A simple vaccine is available to protect patients from the devastating meningococcal disease, an aggressive bacterial infection. The majority of cases occur in individuals younger than 25 years although it can occur at any age, and the case fatality rate is an astonishing 10-15%. Of those patients who survive the disease, long-term consequences such as amputations occur in 11-19% of survivors including 28 year old Jamie Schanbaum of Austin.
Texas Senate Bill 819, also known as the Jamie Schanbaum Act, now requires meningococcal ACWY vaccination of college students. The act was passed in part due to a public awareness campaign backed by the JAMIE Group (Joint Advocacy for Meningococcal Information and Education) after Jamie survived rapidly developing meningococcal disease while she was a 20 year old student at U.T. Austin. Jamie’s illness was life-changing, resulting in amputations and months-long recovery.
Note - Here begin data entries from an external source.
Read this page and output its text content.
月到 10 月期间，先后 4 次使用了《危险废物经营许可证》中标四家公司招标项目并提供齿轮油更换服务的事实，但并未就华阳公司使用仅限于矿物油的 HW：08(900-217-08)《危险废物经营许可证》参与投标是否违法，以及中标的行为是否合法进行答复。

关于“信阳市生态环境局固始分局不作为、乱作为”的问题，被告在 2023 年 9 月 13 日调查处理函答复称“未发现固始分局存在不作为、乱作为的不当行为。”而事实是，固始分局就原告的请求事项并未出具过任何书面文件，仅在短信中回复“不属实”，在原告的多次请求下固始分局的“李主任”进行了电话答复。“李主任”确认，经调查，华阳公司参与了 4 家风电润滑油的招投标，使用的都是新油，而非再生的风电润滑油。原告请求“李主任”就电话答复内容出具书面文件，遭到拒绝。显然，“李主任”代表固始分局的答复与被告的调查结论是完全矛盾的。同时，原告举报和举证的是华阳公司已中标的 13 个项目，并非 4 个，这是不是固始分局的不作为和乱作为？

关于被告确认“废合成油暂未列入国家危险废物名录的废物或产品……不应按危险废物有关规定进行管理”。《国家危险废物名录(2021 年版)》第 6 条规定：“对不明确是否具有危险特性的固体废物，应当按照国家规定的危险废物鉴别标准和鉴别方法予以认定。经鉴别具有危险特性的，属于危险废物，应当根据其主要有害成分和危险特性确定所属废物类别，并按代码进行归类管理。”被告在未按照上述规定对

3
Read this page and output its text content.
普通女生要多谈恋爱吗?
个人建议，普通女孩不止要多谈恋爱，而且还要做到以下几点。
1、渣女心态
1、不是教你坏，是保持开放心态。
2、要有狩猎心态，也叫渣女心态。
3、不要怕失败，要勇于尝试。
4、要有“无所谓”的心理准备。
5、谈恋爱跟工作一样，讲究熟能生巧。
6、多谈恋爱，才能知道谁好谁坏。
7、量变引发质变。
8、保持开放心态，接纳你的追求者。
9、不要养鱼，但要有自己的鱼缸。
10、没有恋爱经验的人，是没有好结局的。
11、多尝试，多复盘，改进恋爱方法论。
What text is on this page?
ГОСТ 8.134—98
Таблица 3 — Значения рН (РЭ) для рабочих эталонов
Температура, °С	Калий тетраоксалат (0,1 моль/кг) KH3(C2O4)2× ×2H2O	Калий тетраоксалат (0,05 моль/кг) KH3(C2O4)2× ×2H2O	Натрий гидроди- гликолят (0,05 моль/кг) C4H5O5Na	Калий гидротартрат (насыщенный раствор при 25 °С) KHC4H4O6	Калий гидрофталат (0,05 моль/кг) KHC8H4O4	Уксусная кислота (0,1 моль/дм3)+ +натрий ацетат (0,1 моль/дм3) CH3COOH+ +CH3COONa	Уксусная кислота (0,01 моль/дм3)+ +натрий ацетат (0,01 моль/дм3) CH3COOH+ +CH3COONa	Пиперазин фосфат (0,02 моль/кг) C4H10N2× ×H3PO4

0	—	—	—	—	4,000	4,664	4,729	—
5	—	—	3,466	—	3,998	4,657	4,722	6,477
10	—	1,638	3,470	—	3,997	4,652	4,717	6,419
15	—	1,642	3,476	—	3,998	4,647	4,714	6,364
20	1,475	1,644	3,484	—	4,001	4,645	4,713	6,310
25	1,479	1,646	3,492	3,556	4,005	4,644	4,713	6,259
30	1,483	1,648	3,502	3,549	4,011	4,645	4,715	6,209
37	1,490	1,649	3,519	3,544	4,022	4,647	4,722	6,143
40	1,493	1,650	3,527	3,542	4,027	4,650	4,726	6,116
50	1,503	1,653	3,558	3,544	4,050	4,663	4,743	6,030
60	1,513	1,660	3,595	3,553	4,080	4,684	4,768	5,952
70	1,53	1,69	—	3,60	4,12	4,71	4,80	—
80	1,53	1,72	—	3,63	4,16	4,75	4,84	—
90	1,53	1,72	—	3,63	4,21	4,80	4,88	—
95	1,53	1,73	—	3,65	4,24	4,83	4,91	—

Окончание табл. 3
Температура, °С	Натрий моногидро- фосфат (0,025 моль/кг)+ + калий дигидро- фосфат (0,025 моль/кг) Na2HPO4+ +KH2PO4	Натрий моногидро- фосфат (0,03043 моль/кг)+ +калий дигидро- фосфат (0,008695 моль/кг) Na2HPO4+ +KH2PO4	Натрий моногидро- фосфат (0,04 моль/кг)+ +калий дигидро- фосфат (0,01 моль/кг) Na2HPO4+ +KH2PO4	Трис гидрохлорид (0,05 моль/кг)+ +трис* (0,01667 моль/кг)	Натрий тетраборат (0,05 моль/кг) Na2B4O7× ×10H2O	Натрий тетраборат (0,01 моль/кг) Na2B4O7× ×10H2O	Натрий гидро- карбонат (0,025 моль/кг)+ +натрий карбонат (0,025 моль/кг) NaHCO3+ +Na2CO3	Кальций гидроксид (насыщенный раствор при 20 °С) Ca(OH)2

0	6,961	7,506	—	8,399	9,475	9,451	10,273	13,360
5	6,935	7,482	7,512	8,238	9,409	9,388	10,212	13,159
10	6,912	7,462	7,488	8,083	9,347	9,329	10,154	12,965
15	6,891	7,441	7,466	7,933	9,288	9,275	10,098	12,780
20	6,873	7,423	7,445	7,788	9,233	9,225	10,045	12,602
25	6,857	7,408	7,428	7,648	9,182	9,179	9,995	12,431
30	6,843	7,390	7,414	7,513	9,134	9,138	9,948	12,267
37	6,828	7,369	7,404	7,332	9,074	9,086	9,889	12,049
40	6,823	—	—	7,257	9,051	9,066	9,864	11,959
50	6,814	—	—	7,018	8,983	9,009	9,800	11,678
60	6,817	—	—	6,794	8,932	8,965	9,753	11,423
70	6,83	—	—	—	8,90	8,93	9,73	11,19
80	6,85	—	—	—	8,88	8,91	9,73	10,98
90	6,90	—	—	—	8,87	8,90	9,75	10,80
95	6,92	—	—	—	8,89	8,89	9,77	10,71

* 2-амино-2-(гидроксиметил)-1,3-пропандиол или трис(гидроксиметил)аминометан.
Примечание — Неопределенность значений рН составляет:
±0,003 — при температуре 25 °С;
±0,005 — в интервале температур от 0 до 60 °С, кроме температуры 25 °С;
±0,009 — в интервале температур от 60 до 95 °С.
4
She now travels the country as an advocate, sharing her personal story with the hope of motivating others to talk with their healthcare professionals about vaccination. She is also a paralympian cyclist and won a gold medal in the 2011 US Paralympic cycling games.
Meningococcal disease is spread through exchange of respiratory and throat secretions in a person infected with Neisseria meningitides, and the resulting infection by be meningitis, bacteremia, or bacteremic pneumonia. Approximately 800-1200 cases occur annually in the U.S., but the incidence may decline with the continued use of preventive immunization.
Current recommendations by the Advisory Committee on Immunization Practices (ACIP) are to routinely immunize adolescents aged 11-18 years, with the first dose recommended at 11-12 years, and a booster dose given at age 16. Certain high risk individuals should also be immunized, including those travelling abroad to endemic areas, and those with a variety of medical conditions including asplenia, cochlear implants, HIV, organ transplants, and certain cancer patients. Texas Minimum Vaccine Requirements for school children now require one dose of meningococcal vaccine for children aged 11-12 entering the 7th grade.
Join Jamie Schanbaum and others in talking to your pharmacist or your physician about meningococcal immunization. It could save your life or that of your children or friends.